En mai 2011, en réponse aux allégations de corruption formulées par des représentants nationaux participant à une réunion de l'Union caribéenne de football (CFU) le 10 mai, Blazer a lancé une enquête sur le président de l'AFC Mohammed Bin Hammam et le vice-président de la FIFA, Jack Warner. L'enquête a été menée par John P. Collins, ancien procureur fédéral des États-Unis et membre du Comité juridique de la FIFA. Sa soumission a conduit à la suspension par la FIFA, le 29 mai 2011, de Jack Warner et Bin Hammam de toutes les activités de football, en attendant le résultat de l'enquête et des procédures de la FIFA[10],[11]. Le président par intérim de la CONCACAF, Lisle Austin, a tenté de licencier Chuck Blazer cinq jours plus tard, mais l'action a été bloquée par le comité exécutif de la CONCACAF[12].
Le 14 août 2011, le journaliste Andrew Jennings a rapporté dans le journal britannique The Independent que le FBI examinait des preuves documentaires révélant des paiements confidentiels liés au football vers des comptes offshore gérés par Chuck Blazer[13].
En décembre 2011, Chuck Blazer a commencé à travailler sous couverture pour le FBI[14].
Le 19 avril 2013, Chuck Blazer et Jack Warner ont été accusés de fraude massive au cours de leurs années en tant que dirigeants de la CONCACAF. Un audit médico-légal mené par le Comité d'intégrité de l'organisation a déterminé que les deux hommes avaient fonctionné sans contrat écrit de 1998 jusqu'à leur départ respectif, et que Blazer avait reçu 15 millions de dollars de commissions pour ses services pendant cette période[15]. Une source gouvernementale anonyme s'attendait à ce que l'enquête en cours du FBI sur les finances de Blazer soit considérablement élargie et rejointe par l'IRS[16]. En mai 2013, Blazer a été suspendu pendant 90 jours[17].
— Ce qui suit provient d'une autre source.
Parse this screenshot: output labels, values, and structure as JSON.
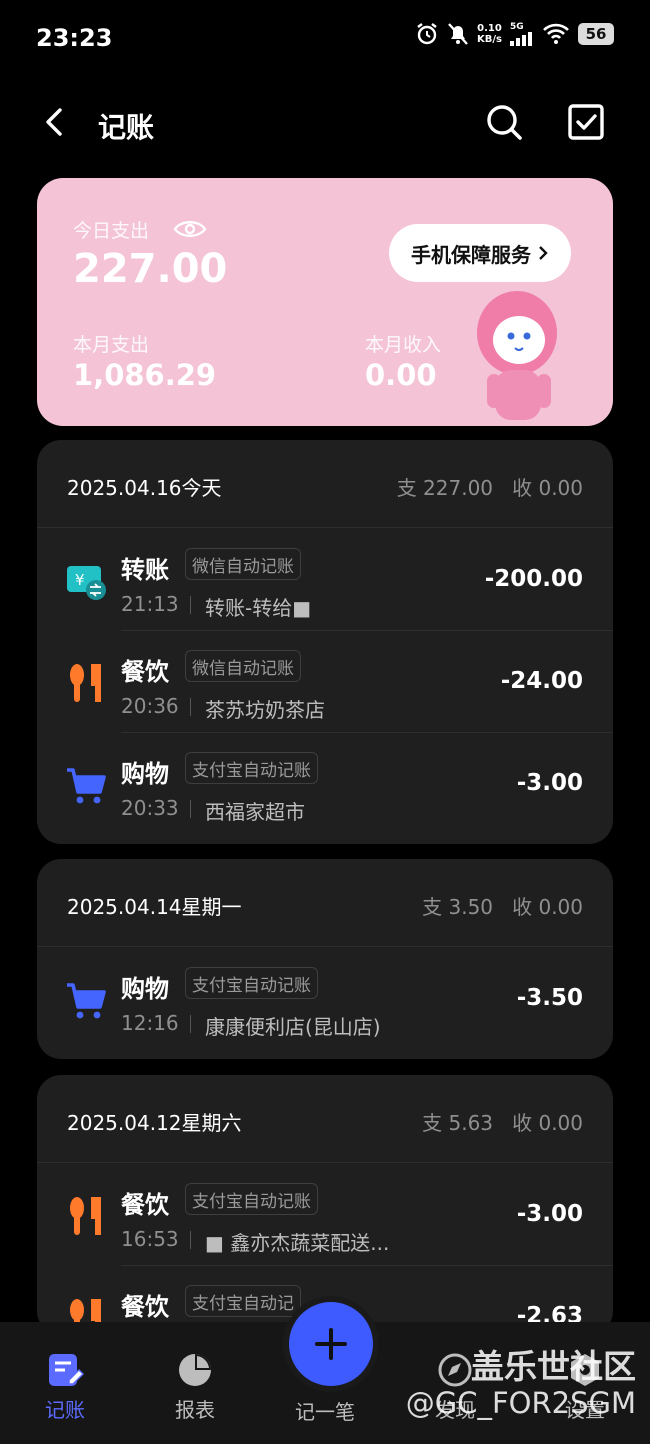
{
  "status_bar": {
    "time": "23:23",
    "net_speed": "0.10",
    "net_unit": "KB/s",
    "network": "5G",
    "battery": "56"
  },
  "header": {
    "title": "记账"
  },
  "summary": {
    "today_label": "今日支出",
    "today_value": "227.00",
    "month_expense_label": "本月支出",
    "month_expense_value": "1,086.29",
    "month_income_label": "本月收入",
    "month_income_value": "0.00",
    "service_button": "手机保障服务"
  },
  "days": [
    {
      "date": "2025.04.16今天",
      "expense": "支 227.00",
      "income": "收 0.00",
      "transactions": [
        {
          "category": "转账",
          "tag": "微信自动记账",
          "time": "21:13",
          "desc": "转账-转给■",
          "amount": "-200.00",
          "icon": "transfer-icon"
        },
        {
          "category": "餐饮",
          "tag": "微信自动记账",
          "time": "20:36",
          "desc": "茶苏坊奶茶店",
          "amount": "-24.00",
          "icon": "dining-icon"
        },
        {
          "category": "购物",
          "tag": "支付宝自动记账",
          "time": "20:33",
          "desc": "西福家超市",
          "amount": "-3.00",
          "icon": "cart-icon"
        }
      ]
    },
    {
      "date": "2025.04.14星期一",
      "expense": "支 3.50",
      "income": "收 0.00",
      "transactions": [
        {
          "category": "购物",
          "tag": "支付宝自动记账",
          "time": "12:16",
          "desc": "康康便利店(昆山店)",
          "amount": "-3.50",
          "icon": "cart-icon"
        }
      ]
    },
    {
      "date": "2025.04.12星期六",
      "expense": "支 5.63",
      "income": "收 0.00",
      "transactions": [
        {
          "category": "餐饮",
          "tag": "支付宝自动记账",
          "time": "16:53",
          "desc": "■ 鑫亦杰蔬菜配送...",
          "amount": "-3.00",
          "icon": "dining-icon"
        },
        {
          "category": "餐饮",
          "tag": "支付宝自动记",
          "time": "",
          "desc": "",
          "amount": "-2.63",
          "icon": "dining-icon"
        }
      ]
    }
  ],
  "nav": {
    "items": [
      {
        "label": "记账",
        "active": true
      },
      {
        "label": "报表",
        "active": false
      },
      {
        "label": "记一笔",
        "active": false
      },
      {
        "label": "发现",
        "active": false
      },
      {
        "label": "设置",
        "active": false
      }
    ]
  },
  "watermark": {
    "line1": "盖乐世社区",
    "line2": "@GC_FOR2SGM"
  },
  "colors": {
    "accent": "#3d5bff",
    "card_pink": "#f4c3d6",
    "dining_orange": "#ff7a2a",
    "cart_blue": "#4466ff",
    "transfer_teal": "#21c1c6"
  }
}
Le 27 mai 2015, plusieurs responsables de la FIFA ont été arrêtés à Zurich, Blazer ayant été un témoin clé dans l'enquête qui a conduit aux arrestations[18]. En échange de sa coopération, Blazer a accepté de plaider coupable à des accusations qui incluent le racket, la fraude électronique, l'évasion fiscale et le blanchiment d'argent[19]. Chuck Blazer est décédé avant d'avoir été condamné. Le retard dans le prononcé de la peine a été causé par la décision de ses coaccusés de se présenter au procès[20].
Le 3 juin 2015, la transcription d’une procédure de détermination de la peine à huis clos (qui s’est déroulée devant le tribunal de district américain du district Est de New York le 25 novembre 2013) a été rendue publique. Lors de son témoignage en 2013, Blazer a admis avoir conspiré avec d'autres membres du Comité exécutif de la FIFA pour accepter des pots-de-vin en vue de la sélection des pays hôtes des Coupes du monde de 1998 et 2010.
Le 9 juillet 2015, Blazer a été banni à vie par la FIFA de toute activité liée au football[6].